07 May 2013


i can't count the number of patients i've taken care of during my last two years of residency who i've had to declare. i could probably contact the department of health and ask how many of my signatures litter the bottoms of death certificates, but this wouldn't get at what i'm trying to express. the fact is, although i secretly cry every time i place my stethoscope on a chest and hear no heartbeat, i don't always have the time to really process what has happened. there's an aching, empty feeling in my soul that insists that i mourn, but often a louder, tangible, set of duties i have to fulfill that keep me from responding. the tears often come later, at home, under my covers as i drift off to sleep after a grueling 16- or 27-hour shift. this was especially true recently when my overnight admission (on a night i was covering) died unexpectedly prior to morning rounds. she made a profond impression on me and i offer this that follows as a celebration of her life and for my own mourning.

of all your glorious 95 years on this planet, we only knew each other for the last 9 hours. it seemed like longer than 9 hours, didn't it? 

we first met in the bustling, chaotic cave known as the emergency department. it was 11:30pm. you had been there all day; several doctors had seen you and given you various treatments and diagnoses. i spotted you from afar: you were sitting on the edge of your stretcher, beaming from ear-to-ear, jabbering on with your son at your side. you took my introduction as your cue for a big, welcoming hug punctuated with a sloppy kiss on my forehead. i was instantly infected with your enthusiasm.

how did you feel, i asked. "like a bullet!" you told me in spanish, "better than ever" and "wanting to go home."

you had so many medical problems; only a few months prior you had been ill and admitted in this hospital. although you're weren't in eminent danger of dying then, the overall prognosis was abysmal. you had been discharged to an inpatient hospice with round-the-clock care. as a testament to what i was already experiencing as your insatiable appetite for life, you did so well in the hospice you were discharged home into the care of your 3 generations of offspring.

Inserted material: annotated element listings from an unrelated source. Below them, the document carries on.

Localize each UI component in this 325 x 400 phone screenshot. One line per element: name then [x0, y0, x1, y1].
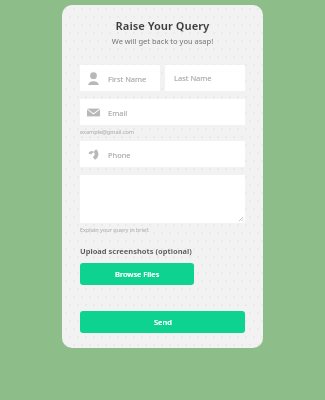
- button[interactable]: Send: [80, 311, 245, 333]
- button[interactable]: Phone: [80, 141, 245, 167]
- staticText: First Name: [108, 74, 147, 84]
- staticText: We will get back to you asap!: [62, 36, 263, 46]
- staticText: Upload screenshots (optional): [80, 246, 192, 256]
- staticText: Raise Your Query: [62, 18, 263, 33]
- button[interactable]: First Name: [80, 65, 160, 91]
- staticText: Phone: [108, 150, 131, 160]
- staticText: Last Name: [174, 73, 212, 83]
- staticText: example@gmail.com: [80, 128, 135, 135]
- button[interactable]: Email: [80, 99, 245, 125]
- staticText: Explain your query in brief.: [80, 226, 150, 233]
- staticText: Browse Files: [115, 269, 160, 279]
- staticText: Send: [154, 317, 172, 327]
- button[interactable]: Browse Files: [80, 263, 194, 285]
- button[interactable]: Last Name: [165, 65, 245, 91]
- staticText: Email: [108, 108, 128, 118]
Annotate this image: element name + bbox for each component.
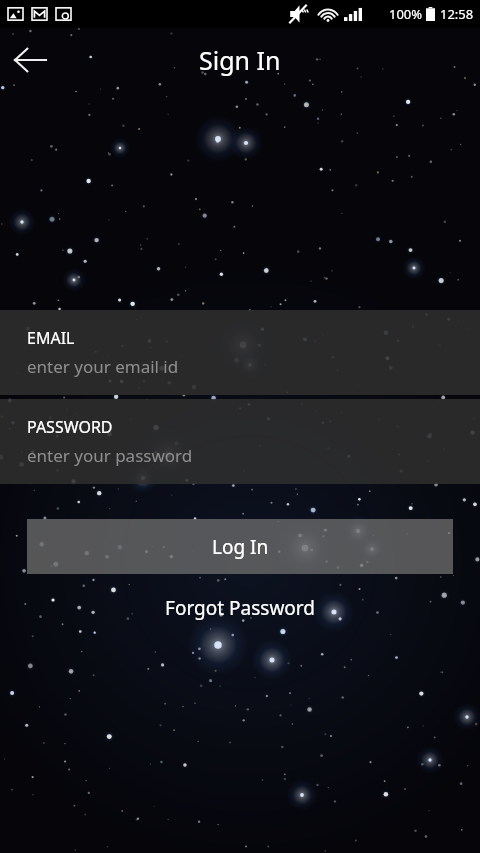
staticText: 12:58 xyxy=(440,5,474,23)
staticText: enter your email id xyxy=(27,355,179,378)
button[interactable]: PASSWORD xyxy=(0,399,480,484)
staticText: 100% xyxy=(389,5,423,23)
staticText: enter your password xyxy=(27,444,193,467)
staticText: EMAIL xyxy=(27,327,75,349)
staticText: Log In xyxy=(212,534,269,560)
button[interactable]: Log In xyxy=(27,519,453,574)
staticText: Sign In xyxy=(199,43,281,77)
staticText: Forgot Password xyxy=(165,595,315,621)
button[interactable]: EMAIL xyxy=(0,310,480,395)
staticText: PASSWORD xyxy=(27,416,113,438)
button[interactable]: Back xyxy=(6,36,54,84)
button[interactable]: Forgot Password xyxy=(165,595,315,621)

but here you were, with the vague and initimidating Shortness of Breath and exponentially complicating Chest Pain. you had abnormal labs and evidence of an ongoing mild heart attack. your kidneys weren't working very well. the plan for these problems several months prior had been "keep her comfortable." and i could see why: often doing invasive tests and procedures in a 90+ year-old can lead to worse complications and suffering. in fact, you had already decided to be "DNR/DNI" which meant that if your heart stopped or you stopped breathing we wouldn't do chest compressions or put in a breathing tube, a really thoughtful and appropriate decision.

i admitted you to the ward. i spent time at your bedside, re-examining you, trying to help treat your pain. i repeated your bloodwork: it hadn't much changed. i talked to the covering cardiologist. i dosed medications. what did you want during this time? "cafe con leche, doctora." your nurse, a wizard in her own right, found the last cup of de-caffeinated coffee in the hospital and we plyed you with it -- only after, did you finally opt to sleep.

i checked in on you several times thereafter and you were sleeping peacefully. at 8:30am, i stopped by to let you know i would be handing off care to the day doctors. you gave me a giant hug and thanked me profusely; i sat down at the foot of your bed and listened to a story about your oldest son who would be coming in later to visit. would i call him for you, you asked? would i tell the day team you could go home today? i assured you i would heartily suggest it.

waiting to present to the team, i lounged on the couch in our resident lair. my waist buzzed at an incoming text page: "patient expired. please come." i rubbed my eyes. wait, what? i thought. did i read it correctly? did patient's ORDERS expire? my movements came quicker than my thoughts -- i ran down the hall to your room. i found a frantic site: a rolling blood pressure machine hooked up, an NP, a resident, several nurses and my patient's nurse all standing around her bed. "what's going on?" someone belted across the room. "who's this person's doctor?" another near her chimed in: "i think she's DNR?" 

i sprung into emotionless action as i've been trained to do and took over the situation.  i shooed people away; yes, she was DNR/DNI i answered. yes, i could handle it from here. i moved towards your lifeless body, eyes closed, skin cold. i placed my stethoscope on your chest: no heart beat. no breathing. the silence contrasted sharply against the barage of thoughts parading through my mind at that moment. my overwhelming sense of inadequacy was embarrassingly at the forefront: what could i have done to prevent this? nothing, i realized. it was your time. your body finally gave out and i'm glad it wasn't before one last cafe con leche. 

rest in peace, mi amor. you are greatly loved by generations, including this young doctor-in-training who could not resist your enthusiasm for life. you truly got your wish after all: you went home that day. 


Erika Marulanda-Londono said...

Amazing my dear friend. You never cease to amaze me with your kind and caring heart. I am lucky I know you and learn from you.